If you’re anything like me then by this point in the Half Term holiday you’ve spent all your available budget and are still in need of a few things to keep the kids quiet with until they go back to school on Monday. Ideally stuff that doesn’t cost any money! So I was quite grateful to Nintendo for the press release that dropped into my inbox earlier this week, reminding me that there are more than 100 demos and games to start free of charge (that may have optional in-game purchases) available to owners of the 3DS family of systems via the Nintendo eShop, the online app store built into those systems.
The Nintendo eShop is accessed via the orange shopping bag icon on your 2DS/3DS device’s home screen. The device will need to be connected to the Internet, and may need a system update to enable the eShop. You also need to have a Nintendo network ID set up, and will need to accept the network related terms and privacy policies.
The demos can be found in two different ways. First of all, sometimes when browsing or searching the shop you will see items clearly identified as a demo. Or when looking at a full game you might see a “download demo” button on the screen, which indicates a free demo is available.
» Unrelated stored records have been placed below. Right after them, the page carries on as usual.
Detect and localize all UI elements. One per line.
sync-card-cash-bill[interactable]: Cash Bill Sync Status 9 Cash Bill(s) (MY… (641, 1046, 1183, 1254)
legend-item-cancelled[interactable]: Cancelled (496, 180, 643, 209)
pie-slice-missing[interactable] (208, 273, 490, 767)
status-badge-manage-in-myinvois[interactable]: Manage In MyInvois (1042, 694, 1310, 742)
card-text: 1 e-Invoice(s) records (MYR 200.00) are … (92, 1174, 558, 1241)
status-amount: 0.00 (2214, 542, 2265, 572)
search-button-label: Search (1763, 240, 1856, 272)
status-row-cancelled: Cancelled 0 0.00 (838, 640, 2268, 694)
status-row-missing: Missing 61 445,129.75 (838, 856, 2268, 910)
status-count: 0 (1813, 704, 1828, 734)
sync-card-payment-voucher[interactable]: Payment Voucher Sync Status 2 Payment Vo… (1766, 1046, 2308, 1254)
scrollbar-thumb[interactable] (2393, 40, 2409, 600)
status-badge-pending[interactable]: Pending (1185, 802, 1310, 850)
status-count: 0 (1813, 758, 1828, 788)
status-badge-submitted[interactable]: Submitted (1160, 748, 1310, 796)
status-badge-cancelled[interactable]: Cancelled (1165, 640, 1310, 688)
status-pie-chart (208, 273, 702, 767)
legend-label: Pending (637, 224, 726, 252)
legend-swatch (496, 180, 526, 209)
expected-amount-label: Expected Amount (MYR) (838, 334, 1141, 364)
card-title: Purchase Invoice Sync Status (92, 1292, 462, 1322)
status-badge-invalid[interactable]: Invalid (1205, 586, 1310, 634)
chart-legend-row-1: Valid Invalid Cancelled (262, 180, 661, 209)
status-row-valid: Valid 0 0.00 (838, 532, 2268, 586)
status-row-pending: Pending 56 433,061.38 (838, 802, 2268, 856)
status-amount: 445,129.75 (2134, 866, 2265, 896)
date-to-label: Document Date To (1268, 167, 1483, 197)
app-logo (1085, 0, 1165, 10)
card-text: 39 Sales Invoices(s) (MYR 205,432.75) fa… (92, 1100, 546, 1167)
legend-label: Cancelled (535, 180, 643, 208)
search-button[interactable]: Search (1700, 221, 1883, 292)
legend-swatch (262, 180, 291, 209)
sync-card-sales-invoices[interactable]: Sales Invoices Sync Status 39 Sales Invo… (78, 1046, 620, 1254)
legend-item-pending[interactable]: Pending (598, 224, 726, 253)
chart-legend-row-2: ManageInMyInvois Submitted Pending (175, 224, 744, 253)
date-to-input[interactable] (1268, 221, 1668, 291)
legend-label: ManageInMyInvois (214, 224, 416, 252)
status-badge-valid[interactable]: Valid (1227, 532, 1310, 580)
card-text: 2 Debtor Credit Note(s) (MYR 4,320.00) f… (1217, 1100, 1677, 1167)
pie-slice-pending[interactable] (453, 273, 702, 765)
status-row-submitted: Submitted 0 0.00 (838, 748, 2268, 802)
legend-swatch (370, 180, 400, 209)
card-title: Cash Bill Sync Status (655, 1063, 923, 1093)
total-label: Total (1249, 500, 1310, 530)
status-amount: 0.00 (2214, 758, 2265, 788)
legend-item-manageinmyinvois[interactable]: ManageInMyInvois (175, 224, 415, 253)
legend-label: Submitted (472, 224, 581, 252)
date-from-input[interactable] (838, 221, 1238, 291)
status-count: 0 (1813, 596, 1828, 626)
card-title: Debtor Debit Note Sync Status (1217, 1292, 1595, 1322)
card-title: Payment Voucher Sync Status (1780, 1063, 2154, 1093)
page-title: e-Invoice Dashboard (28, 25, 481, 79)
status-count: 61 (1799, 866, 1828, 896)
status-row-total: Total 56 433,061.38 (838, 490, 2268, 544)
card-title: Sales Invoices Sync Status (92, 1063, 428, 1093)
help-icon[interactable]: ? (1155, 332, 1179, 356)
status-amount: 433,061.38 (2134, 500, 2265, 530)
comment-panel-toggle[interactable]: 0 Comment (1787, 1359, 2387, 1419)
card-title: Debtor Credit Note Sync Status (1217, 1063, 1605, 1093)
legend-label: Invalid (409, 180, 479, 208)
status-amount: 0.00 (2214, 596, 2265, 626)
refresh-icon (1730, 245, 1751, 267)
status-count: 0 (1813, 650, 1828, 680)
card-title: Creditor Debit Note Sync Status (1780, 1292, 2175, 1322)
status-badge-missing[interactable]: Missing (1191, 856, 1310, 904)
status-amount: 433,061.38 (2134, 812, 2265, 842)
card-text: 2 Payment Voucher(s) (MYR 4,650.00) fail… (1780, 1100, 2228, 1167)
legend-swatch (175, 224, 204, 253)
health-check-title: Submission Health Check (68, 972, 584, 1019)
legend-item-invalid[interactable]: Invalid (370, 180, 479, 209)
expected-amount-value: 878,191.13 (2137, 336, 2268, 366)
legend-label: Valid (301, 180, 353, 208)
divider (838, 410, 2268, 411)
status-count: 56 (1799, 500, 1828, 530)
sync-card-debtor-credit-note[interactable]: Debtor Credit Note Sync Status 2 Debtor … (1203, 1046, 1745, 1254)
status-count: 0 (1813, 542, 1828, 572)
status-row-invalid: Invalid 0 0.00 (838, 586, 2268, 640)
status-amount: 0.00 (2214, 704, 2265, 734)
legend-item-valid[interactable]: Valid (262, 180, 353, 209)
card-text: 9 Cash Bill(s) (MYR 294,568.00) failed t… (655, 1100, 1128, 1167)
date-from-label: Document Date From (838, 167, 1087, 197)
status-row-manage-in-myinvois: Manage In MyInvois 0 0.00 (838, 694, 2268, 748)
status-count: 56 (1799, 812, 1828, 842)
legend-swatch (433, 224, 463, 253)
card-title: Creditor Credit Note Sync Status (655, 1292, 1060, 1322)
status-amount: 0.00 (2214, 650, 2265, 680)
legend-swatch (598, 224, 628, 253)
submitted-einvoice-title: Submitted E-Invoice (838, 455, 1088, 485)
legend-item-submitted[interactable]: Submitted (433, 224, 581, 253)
Once the demo has downloaded you will notice that it shows you there are a limited number of plays available. Many of the demos come with 30 plays, but some games have fewer (Nintendogs + cats comes with just 10, for example). Each time you launch the demo it will confirm via a popup how many plays are left.
The number of uses is only decreased once the software is closed, so you can continue playing the demo as long as you like, even through putting the device into sleep mode without losing any plays. So there is quite a lot of playtime available with these demos if you’re prepared to play them exclusively for a while!
Once the number of plays reaches 0, you’ll receive a message to confirm, which also gives the option to go to the eStore and find out more about the full version of the game. If you choose to not do that you will then be given the option to delete the demo from your system. So be warned that encouraging your kids to try out new games in this way might lead to an increased number of requests to purchase the full versions for them!
If you’d like some ideas of demos to choose from then Nintendo have two YouTube playlists that you’ll find useful, where you can check out a selection of free demos or free-to-start games. More information about these demos and free-to-start games can be found over on the Nintendo website.
Disclosure: I am a Nintendo UK Family Blogger, and as such they send me press releases that they think might be of interest to my audience. I am under no obligation to write about any of them, and I don’t receive payment for writing about them. I just write about the stuff that interests me.